2000s Archive

New York State of Mind

Originally Published July 2005
The pastoral pleasures of the Finger Lakes region are hiding in plain sight, somewhere between the vineyards and a new crop of farm-friendly restaurants.

My sister returned from the bathroom and settled in before her plate of eggs. “It must’ve been the fried dough,” she said, squelching a smile as she reached for her glass of juice.

It had been, of course, the Genesee on tap, and our grandmother surely knew as much. We weren’t the first of her progeny to arrive at breakfast looking a little the worse for wear after a night at the Yates County Fair. It was the summer of 1979, and at 13 and 14, Joanne and I weren’t much good at drinking anything, let alone that stuff they sold on the midway for 50 cents a cup.

Keg beer, fried dough, demolition derbies: It was all new to us, part of a world that also included flame-licked bass straight from the water and fields that smelled of strawberry jam where you could plop yourself down and gorge on fruit plucked right from the dirt. A world where Mennonites clopped down Main Street in smart black carriages and strode nonchalantly into the supermarket in their Little House on the Prairie hats. “The Lake” we called it then and still do today, a mythical place where the stars shot through the night sky, the hassles of suburbia melted away, and childhood, simple and sunny, enveloped us in its arms.

It was usually just after the Fourth that the seven of us would pile into our station wagon for the six-hour drive up to Nonny Kay’s cottage, in Penn Yan. The wishbone-shaped part of the network that comprises central New York’s Finger Lakes, Keuka Lake was just far enough from Manhattan to have avoided colonization by city sophisticates, and back then it felt like a little pocket lost to time. For my four siblings and me, it was pure heaven. (How my fastidious grandmother felt about those two-week visits, when her orderly redoubt disappeared beneath wet towels and bathing suits, is another question.)

By the time we were in junior high, Joanne and I were spending most of our summers with Nonny Kay. We’d wake to the sound of the waves gently lapping on the pebble beach below and sleepily make our way out to the dock, where we’d schlump our skinny adolescent bodies into inner tubes and tuck our sunburned noses into novels, emerging only for a dip or to check out some boys on a passing boat.

The quiet evenings were spent crouching over jigsaw puzzles and lingering over meals of pan-seared trout, sweet corn on the cob, and frenched green beans, all of it throbbing with personality out there on the sun-splashed porch. Nonny Kay would sip from her cut-glass tumbler of pink Catawba, then retreat to the kitchen to dish out juicy strawberries dolloped with sour cream and sprinkled with sandy brown sugar. We climbed into bed happy those nights, then would get giggling so hard in the wobbly double bed that we’d prompt a disciplinary knock from the other side of the wall.

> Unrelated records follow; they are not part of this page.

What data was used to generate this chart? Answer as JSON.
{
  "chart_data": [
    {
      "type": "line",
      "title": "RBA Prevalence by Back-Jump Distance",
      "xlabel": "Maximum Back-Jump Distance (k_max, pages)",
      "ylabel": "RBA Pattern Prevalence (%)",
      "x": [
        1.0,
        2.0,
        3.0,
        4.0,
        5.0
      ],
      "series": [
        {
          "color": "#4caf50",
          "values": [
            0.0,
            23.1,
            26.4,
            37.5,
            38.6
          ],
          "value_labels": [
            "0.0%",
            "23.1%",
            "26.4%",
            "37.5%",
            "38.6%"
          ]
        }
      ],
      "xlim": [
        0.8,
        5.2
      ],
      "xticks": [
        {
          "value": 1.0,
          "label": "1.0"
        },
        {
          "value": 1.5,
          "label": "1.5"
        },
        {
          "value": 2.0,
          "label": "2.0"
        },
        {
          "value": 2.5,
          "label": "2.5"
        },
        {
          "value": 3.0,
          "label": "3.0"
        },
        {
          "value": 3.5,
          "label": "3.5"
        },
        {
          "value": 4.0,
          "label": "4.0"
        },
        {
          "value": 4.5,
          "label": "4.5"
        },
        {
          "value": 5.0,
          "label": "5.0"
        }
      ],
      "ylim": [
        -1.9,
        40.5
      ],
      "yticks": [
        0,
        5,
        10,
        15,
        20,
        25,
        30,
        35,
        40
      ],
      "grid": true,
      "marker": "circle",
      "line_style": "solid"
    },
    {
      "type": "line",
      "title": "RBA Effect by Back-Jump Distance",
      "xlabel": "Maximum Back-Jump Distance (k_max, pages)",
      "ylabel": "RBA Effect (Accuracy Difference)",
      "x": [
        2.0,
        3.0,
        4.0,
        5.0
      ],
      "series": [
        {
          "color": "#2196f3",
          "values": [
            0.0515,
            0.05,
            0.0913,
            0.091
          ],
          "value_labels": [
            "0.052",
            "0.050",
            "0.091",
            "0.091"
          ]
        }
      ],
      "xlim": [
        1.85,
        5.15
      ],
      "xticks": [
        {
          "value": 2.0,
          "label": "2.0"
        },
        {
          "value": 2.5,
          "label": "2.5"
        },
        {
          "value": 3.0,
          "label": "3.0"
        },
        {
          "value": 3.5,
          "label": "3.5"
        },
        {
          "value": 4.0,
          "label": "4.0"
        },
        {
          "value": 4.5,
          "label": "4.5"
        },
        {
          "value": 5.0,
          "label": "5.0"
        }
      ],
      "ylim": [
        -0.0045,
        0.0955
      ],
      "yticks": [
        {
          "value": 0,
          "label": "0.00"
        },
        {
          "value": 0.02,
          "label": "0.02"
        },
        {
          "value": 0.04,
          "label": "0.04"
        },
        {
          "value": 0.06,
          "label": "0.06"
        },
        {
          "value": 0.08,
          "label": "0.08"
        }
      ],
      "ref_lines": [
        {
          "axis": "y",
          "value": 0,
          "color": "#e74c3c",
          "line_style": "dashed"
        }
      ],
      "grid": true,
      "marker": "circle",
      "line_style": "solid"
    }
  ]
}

Long after Nonny Kay had gone, my siblings and I still made annual visits to the Lake. But they were often tinged with disappointment. With each trip, it seemed, we’d be met by another McDonald’s or Rite Aid; find a tacky pizza or video joint where there used to be a stately old Victorian. But the real problem was that we were outgrowing the place: Our own worlds had expanded and our tastes had matured, and the sidewalk sales and county fairs that once seemed so exotic now struck us as vaguely depressing.

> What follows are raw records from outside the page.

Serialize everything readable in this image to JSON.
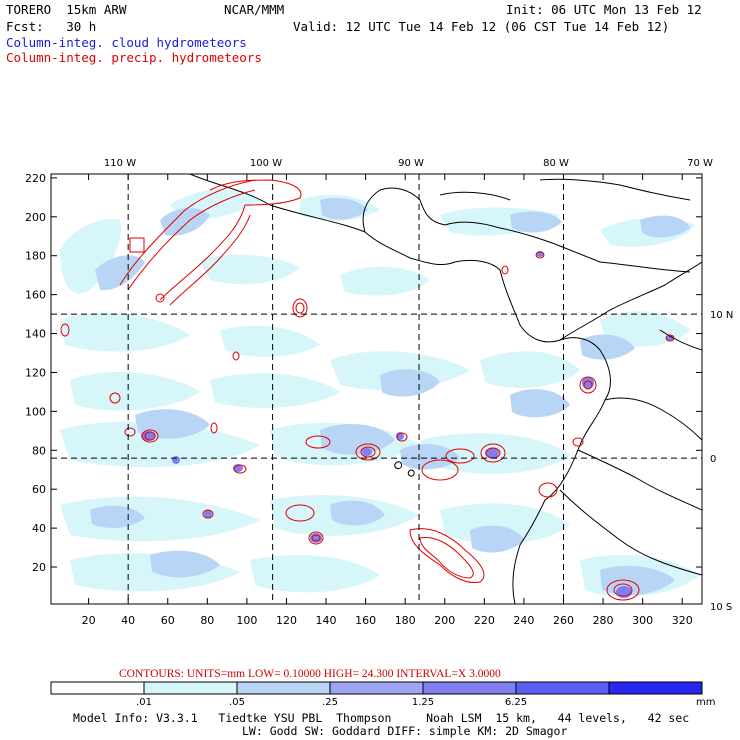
{
  "header": {
    "model_title": "TORERO  15km ARW",
    "center": "NCAR/MMM",
    "init": "Init: 06 UTC Mon 13 Feb 12",
    "fcst": "Fcst:   30 h",
    "valid": "Valid: 12 UTC Tue 14 Feb 12 (06 CST Tue 14 Feb 12)",
    "field1": "Column-integ. cloud hydrometeors",
    "field2": "Column-integ. precip. hydrometeors",
    "field1_color": "#1a1ad6",
    "field2_color": "#e00000"
  },
  "map": {
    "lon_labels": [
      "110 W",
      "100 W",
      "90 W",
      "80 W",
      "70 W"
    ],
    "lat_labels": [
      "10 N",
      "0",
      "10 S"
    ],
    "x_ticks": [
      "20",
      "40",
      "60",
      "80",
      "100",
      "120",
      "140",
      "160",
      "180",
      "200",
      "220",
      "240",
      "260",
      "280",
      "300",
      "320"
    ],
    "y_ticks": [
      "20",
      "40",
      "60",
      "80",
      "100",
      "120",
      "140",
      "160",
      "180",
      "200",
      "220"
    ],
    "x_range": [
      1,
      330
    ],
    "y_range": [
      1,
      222
    ],
    "grid_x": [
      40,
      113,
      187,
      260
    ],
    "grid_y": [
      76,
      150
    ]
  },
  "contour_info": {
    "text": "CONTOURS:  UNITS=mm  LOW= 0.10000      HIGH=  24.300      INTERVAL=X  3.0000",
    "color": "#cc0000"
  },
  "colorbar": {
    "labels": [
      ".01",
      ".05",
      ".25",
      "1.25",
      "6.25"
    ],
    "unit": "mm",
    "colors": [
      "#ffffff",
      "#d6f6fa",
      "#b9d5f6",
      "#9ea6f4",
      "#7f7ff2",
      "#5c5cf0",
      "#2626ee"
    ]
  },
  "footer": {
    "line1": "Model Info: V3.3.1   Tiedtke YSU PBL  Thompson     Noah LSM  15 km,   44 levels,   42 sec",
    "line2": "LW: Godd SW: Goddard DIFF: simple KM: 2D Smagor"
  },
  "icons": {
    "crosshair": "origin-marker-icon"
  }
}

In the past few years, though, all that’s begun to change. To get a sense of just how much, Joanne and I say good-bye to our husbands and kids and climb into the car for an extended trip back. Our first afternoon in Penn Yan, we wander into the dumpy liquor store on Main Street to find the shopkeeper chatting away in French with a young guy in funky glasses. Raymond Knfo was drawn here from Morocco, we learn, by the region’s burgeoning wine culture, and his hipster customer is interning at the two-year-old Ravines Wine Cellars, across the lake. There isn’t a bottle of pink Catawba in sight.

To be fair, winemaking in the Finger Lakes is nothing new—grapes have been grown here since the mid-19th century. But it wasn’t until 50 years ago, when a Ukrainian immigrant named Dr. Konstantin Frank settled in the region, that things really got off the ground. Speaking little English, Frank took a job as a janitor at the New York State Agricultural Experiment Station, in nearby Geneva, but as soon as he could make them understood, the former professor of plant science shared his theories on viticulture with anyone who’d listen. Unlike his contemporaries, Frank believed that the region could do a lot better than the native Vitis labrusca (Concord, Catawba, and the like) then blanketing its hills. With its deep, glacier-carved lakes, the area was, he insisted, ideal for growing European varietals like Riesling and Gewürztraminer. Frank eventually planted some 60 varieties of Vitis vinifera in the hills above Keuka Lake, and by 1962 he had founded his own winery there. Today, Dr. Konstantin Frank Vinifera Wine Cellars, run by his son and grandson, produces some 50,000 cases a year, and the awards lining its walls number in the hundreds.